In my time zone, watching a presidential debate means staying up till 3am and most of the local TV channels don't have the rights (I thought they'd actually be paid to carry it).
So generally don't bother, as all the sound bites are of course available later and nothing new anyway.
There was the obligatory intro on the economy and the bailout - neither candidate has a clue what to do about it, but that's OK since not many people would want the responsibility of deciding whether and how to spend $700 B. My only thought is that it is terminally bizarre that a bunch of Wall St. bankers succeeded in doing what Bin Laden and the entire Soviet Union failed to do - bring the US economy to its knees.
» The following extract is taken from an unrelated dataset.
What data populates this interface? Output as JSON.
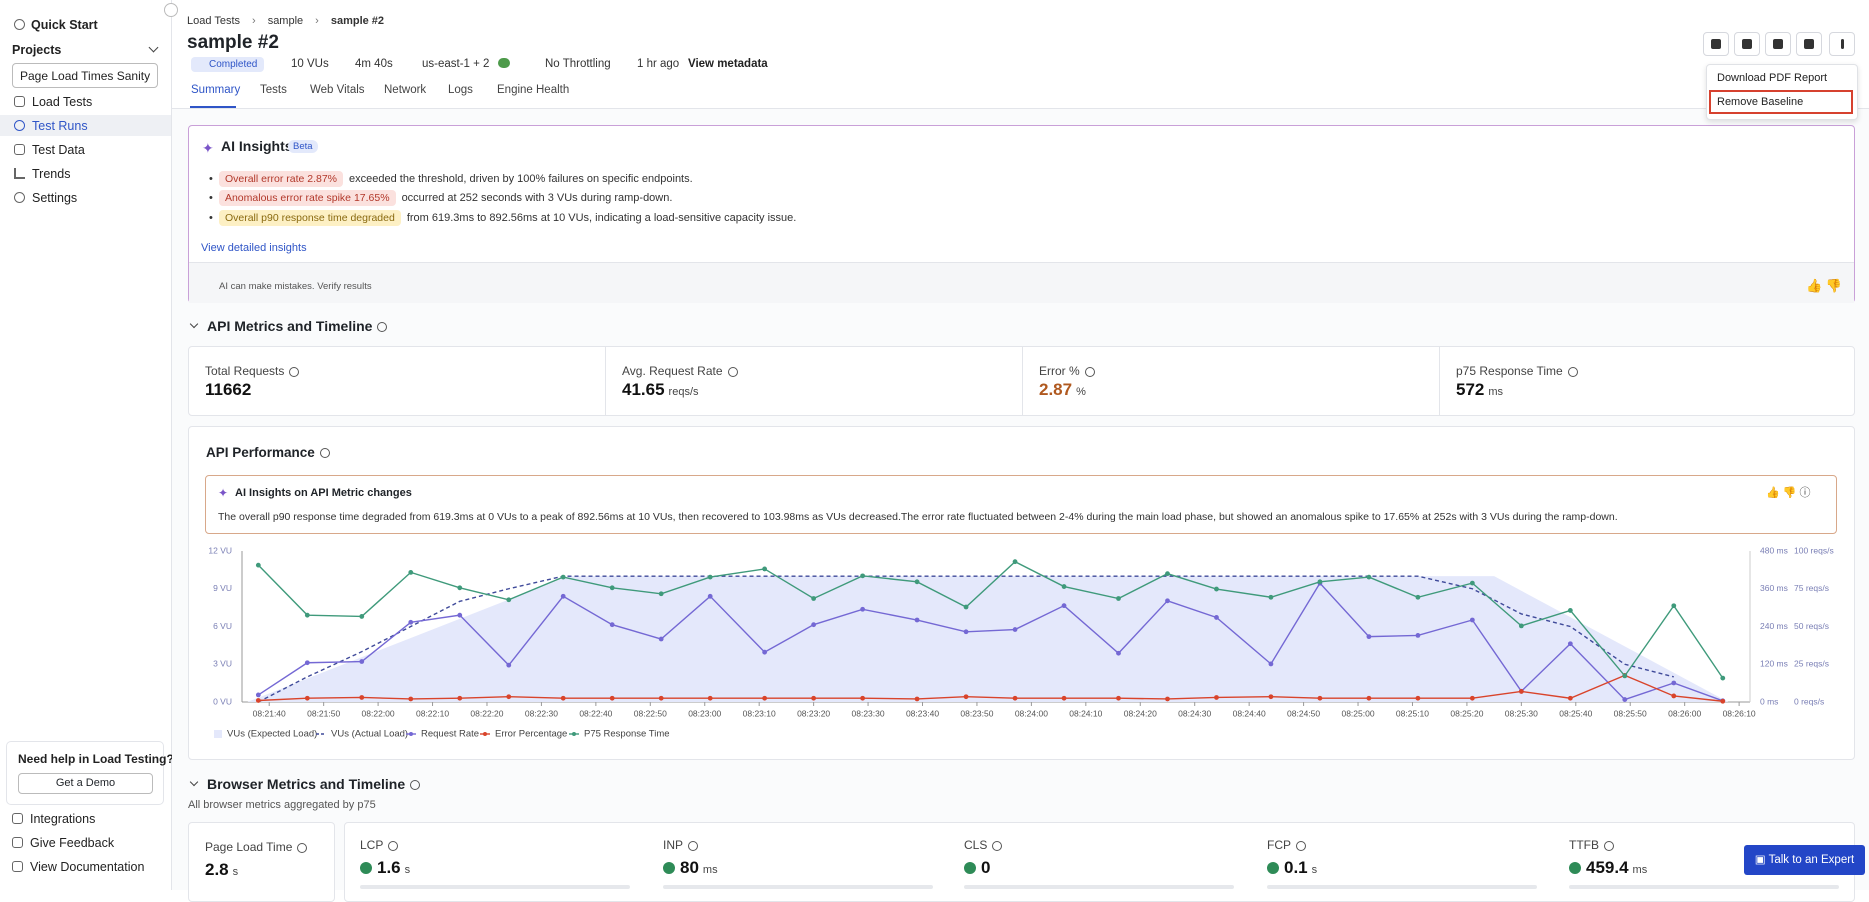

Anyway, only to comment on the inevitable claim by McCain the no-brain that the war in Iraq is being 'won'. No. Wars in the Middle East are never won, least of all by foreign crusading forces. Sure, despots can be overthrown, armies can be routed, and even insurgencies - temporarily - squashed. But the wars are never won - they simple create a whole new batch of traumatic circumstances and bloody problems for the next generation; or sooner than that.
And as for Afghanistan - yes, 'we' - the US and NATO are doing the right thing, at least in the time we are not bombing wedding parties, and we are reversing actions of the Taleban when they were in power (specifically, reversing the Talebans' success in stopping the poppy trade). We are the good guys and the Taleban are the bad guys. But unfortunately, the Taleban will win because it is their country and not ours. The West (including Russia) has tried to conquer Afghanistan maybe ten time in the last 200 years, each more catastrophically than the last. Read the books.
Specifically, read the legendary (but still remarkably still living) Robert Fisk's Great War for Civilisation. It'll take you a year, so it's good value.